Mark this moment in which a Bollywood movie pays tribute to the common reader and piracy makes a book a bestseller. Here comes the future, says Nisha Susan
IN ALAN Bennett’s novella The Uncommon Reader, Queen Elizabeth becomes an obsessive reader when her beloved corgis wander by a mobile library near the palace. She’s transformed from a bored, frankly amoral monarch into a sentient being. In one episode, she flummoxes the visiting French president by asking him about Jean Genet.
Recently, Bollywood too offered a tribute to reading. (Perhaps for the first time, but do send angry mail contesting this.) Not to say Hindi cinema ignores the arts. Bollywood often allots characters its outdated conception of the artist’s life. A love for dance, music and pastel landscapes inevitably bring on the head-clutching Bohemian In Decline. Writers are rare, except 2005’s Shabd where Sanjay Dutt plays a Booker winner who prods wife Aishwarya Rai to have an affair so that he can work it into his next plot. But readers — when have we ever seen readers?
Raj Nidimoru and Krishna DK’s recent film Shor in the City traces the sentimental education of a book pirate. Tilak (Tusshar Kapoor) runs a mini empire pirating bestsellers at traffic lights. His best friends are baby goons and he doesn’t know what to do with his alluring new bride. And so, for the best reason in the world — social awkwardness — he begins reading. “The boy’s name was Santiago,” says the first line, and little by dictionary-enabled little, he’s hooked to Paulo Coelho’s The Alchemist. It helps when he discovers that his wife is a reader and they have something to talk about. His goon friends are appalled — what does he mean he’s done with the old life? Now he is a new kind of menace — someone who will recommend books to any victim.
It was minor genius for Shor to enshrine reading through a) The Alchemist, b) a non-reader and c) a book pirate. Alan Bennett may die if he comes to know he has been out-commoned but Coelho would be delighted. A few years ago, Coelho’s publishers had a cardiac arrest when they found he was pirating himself — posting links to pirated editions of his books on his own website. Coelho argued convincing-ly that his sales soared in countries where readers first encountered him through pirated online editions, sometimes translated by fans. Perhaps those reports of pirated Hindi translations of Chetan Bhagat —a rage in UP before any official translation was even conceived — were true after all.
Paulo Coelho’s publishers had a cardiac arrest when they found out he was pirating his own books
This fortnight had another happy pirate tale. Adam Mansbach, a tired American parent, wrote a book called Go The Fuck to Sleep. The book is a parody of all those children’s books like Goodnight Moon that are supposed to induce adorable sleep. Now here’s the weird bit. Akashic Books (the Brooklyn-based publishers who also produced Delhi Noir) only plans to release the book in June, but it’s already No. 1 on Amazon’s bestsellers list and optioned for film rights. The explanation is apparently a pirated PDF that’s gone viral — presumably among amused parents. Like Coelho, Mansbach’s ‘real’ book has been feverishly ordered due to the bootleg’s popularity. Akashic is beleaguered. And pleased!

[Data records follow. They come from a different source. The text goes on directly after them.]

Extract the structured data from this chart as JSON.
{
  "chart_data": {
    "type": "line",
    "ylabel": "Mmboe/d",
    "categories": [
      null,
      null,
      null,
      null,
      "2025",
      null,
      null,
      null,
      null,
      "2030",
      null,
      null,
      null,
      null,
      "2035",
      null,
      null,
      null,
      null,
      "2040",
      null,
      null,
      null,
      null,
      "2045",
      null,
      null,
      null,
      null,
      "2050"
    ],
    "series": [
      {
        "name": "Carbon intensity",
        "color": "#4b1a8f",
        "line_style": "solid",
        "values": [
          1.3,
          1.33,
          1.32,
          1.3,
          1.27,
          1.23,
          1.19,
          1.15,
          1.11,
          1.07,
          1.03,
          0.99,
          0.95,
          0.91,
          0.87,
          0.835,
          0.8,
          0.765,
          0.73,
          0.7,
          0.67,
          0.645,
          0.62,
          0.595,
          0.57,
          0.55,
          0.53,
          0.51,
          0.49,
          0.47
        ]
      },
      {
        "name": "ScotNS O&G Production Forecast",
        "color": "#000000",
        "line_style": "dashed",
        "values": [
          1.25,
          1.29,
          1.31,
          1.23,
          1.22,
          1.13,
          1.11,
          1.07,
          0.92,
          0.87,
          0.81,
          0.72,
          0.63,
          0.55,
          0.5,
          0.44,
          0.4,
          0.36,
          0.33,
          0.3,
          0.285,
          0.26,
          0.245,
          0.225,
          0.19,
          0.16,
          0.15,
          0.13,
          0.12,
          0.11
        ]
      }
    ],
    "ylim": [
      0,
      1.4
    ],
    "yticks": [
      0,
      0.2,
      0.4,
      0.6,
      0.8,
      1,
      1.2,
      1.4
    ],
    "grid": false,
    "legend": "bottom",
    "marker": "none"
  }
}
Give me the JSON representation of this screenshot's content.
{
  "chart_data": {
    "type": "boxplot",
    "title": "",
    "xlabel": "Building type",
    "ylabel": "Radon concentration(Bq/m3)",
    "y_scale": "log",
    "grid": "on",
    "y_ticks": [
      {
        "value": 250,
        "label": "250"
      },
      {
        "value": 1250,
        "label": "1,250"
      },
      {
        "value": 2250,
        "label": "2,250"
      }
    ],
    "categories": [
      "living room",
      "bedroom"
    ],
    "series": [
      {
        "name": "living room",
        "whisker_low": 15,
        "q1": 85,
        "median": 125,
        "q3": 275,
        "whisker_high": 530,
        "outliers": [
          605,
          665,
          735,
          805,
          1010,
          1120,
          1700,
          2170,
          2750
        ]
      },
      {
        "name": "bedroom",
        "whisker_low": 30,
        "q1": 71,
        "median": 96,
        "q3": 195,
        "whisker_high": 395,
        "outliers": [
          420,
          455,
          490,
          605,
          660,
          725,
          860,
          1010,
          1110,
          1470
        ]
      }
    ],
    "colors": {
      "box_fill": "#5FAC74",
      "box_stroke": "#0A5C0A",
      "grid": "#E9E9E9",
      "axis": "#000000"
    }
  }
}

As filmmaker Paromita Vohra argues in her latest documentary Partners in Crime, “Copyright is an idea that is constantly evolving the relationship between the artist, the producer and the audience.” Is piracy, she asks, organised crime or a class struggle? The book, the reader and reading are all going through lightening changes that publishers everywhere are grappling with. The only consensus often is that piracy is bad. Of course it is. But piracy creates readers where none existed before. So is piracy then good? Of course it is.
What piracy is doing is messing with the order of things. A bit like reading.
Nisha Susan is an Assistant Editor with Tehelka.